Wacht – La Mort

Le 8 avril 2020 posté par Metalfreak

Line-up sur cet Album


Steynsberg : piano, paroles Evangelion : chant

Style:

Black Metal / album acoustique

Date de sortie:

13 Décembre 2019

Label:

Auric Records

Note du SoilChroniqueur (Quantum) : 9/10

« Entre le mot et le mort, juste un « r » de différence, celui qu’il me faut pour respirer. » (Thierry Beinstingel)

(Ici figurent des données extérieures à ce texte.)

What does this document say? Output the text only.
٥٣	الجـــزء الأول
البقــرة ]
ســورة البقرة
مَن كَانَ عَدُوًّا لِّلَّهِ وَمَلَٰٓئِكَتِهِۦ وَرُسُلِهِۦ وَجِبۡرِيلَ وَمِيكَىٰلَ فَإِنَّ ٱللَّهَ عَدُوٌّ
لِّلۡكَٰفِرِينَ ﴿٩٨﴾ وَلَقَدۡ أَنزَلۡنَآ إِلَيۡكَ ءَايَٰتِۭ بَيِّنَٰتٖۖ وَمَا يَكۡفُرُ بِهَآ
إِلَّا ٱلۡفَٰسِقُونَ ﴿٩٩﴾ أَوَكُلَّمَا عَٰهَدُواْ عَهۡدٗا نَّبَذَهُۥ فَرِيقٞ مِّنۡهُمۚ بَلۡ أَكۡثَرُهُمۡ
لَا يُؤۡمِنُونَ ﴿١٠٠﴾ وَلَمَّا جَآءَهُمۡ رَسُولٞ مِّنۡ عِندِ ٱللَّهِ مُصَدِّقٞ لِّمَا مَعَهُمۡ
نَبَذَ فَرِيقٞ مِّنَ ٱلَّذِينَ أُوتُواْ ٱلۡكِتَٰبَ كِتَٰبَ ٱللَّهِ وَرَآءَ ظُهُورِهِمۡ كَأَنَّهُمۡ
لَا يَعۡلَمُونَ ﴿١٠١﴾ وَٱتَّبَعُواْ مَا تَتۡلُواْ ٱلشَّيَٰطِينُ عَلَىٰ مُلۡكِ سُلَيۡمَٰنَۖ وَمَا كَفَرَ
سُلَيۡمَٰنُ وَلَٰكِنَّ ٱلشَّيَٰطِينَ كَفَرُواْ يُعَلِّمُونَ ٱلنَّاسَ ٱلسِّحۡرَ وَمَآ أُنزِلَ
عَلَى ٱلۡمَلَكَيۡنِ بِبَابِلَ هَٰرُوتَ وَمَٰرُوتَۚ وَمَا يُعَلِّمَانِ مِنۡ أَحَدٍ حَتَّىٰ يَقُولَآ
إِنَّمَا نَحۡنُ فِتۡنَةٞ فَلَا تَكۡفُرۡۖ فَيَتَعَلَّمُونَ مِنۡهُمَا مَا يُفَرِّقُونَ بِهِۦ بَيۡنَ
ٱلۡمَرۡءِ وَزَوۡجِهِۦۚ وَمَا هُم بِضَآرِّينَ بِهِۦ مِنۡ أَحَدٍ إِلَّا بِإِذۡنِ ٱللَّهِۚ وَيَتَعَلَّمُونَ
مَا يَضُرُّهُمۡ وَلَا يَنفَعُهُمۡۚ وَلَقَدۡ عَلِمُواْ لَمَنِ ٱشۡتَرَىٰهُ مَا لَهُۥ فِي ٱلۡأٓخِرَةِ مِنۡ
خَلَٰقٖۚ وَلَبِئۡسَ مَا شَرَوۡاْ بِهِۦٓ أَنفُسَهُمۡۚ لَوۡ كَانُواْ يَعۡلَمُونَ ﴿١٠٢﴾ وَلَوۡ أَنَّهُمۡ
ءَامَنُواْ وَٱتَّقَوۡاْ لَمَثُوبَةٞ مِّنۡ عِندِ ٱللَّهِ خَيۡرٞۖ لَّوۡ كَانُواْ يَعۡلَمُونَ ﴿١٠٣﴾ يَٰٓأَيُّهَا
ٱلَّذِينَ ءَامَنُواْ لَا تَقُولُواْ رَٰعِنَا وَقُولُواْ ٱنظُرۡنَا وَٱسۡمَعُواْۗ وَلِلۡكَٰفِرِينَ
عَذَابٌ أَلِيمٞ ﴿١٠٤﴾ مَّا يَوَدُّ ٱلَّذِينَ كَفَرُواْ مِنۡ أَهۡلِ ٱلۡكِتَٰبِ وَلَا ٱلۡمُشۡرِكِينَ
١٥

Qu’est-ce qui pourrait être la meilleure forme artistique pour parler de la Mort ? Vaste question étant donné que la Mort est un sujet central partout. Dans notre quotidien, dans les réflexions sociétales, philosophiques, morales. La Mort, c’est la plus grande inconnue qui soit, personne ne sait ce qu’il y a après hormis quelques adeptes des expériences de mort imminente (EMI… NDE en anglais). La majorité des gens ne se contente pas du simple constat qui est fait de la Mort : que notre corps ne fonctionne plus du tout, que notre corps soit un vulgaire objet organique qui se décomposera au fur et à mesure, et participera à la chaîne alimentaire comme n’importe quel être vivant. Il est vrai que, si j’interrogeais mon inconscient, j’y verrais surement des idées fantasmatiques assez insondables en la matière donc je me contente, ce jour, d’avoir un énième support qui parle de la Mort. Alors, quoi de mieux en ce dimanche maussade qu’un CD comme nous propose Wacht pour en disserter ?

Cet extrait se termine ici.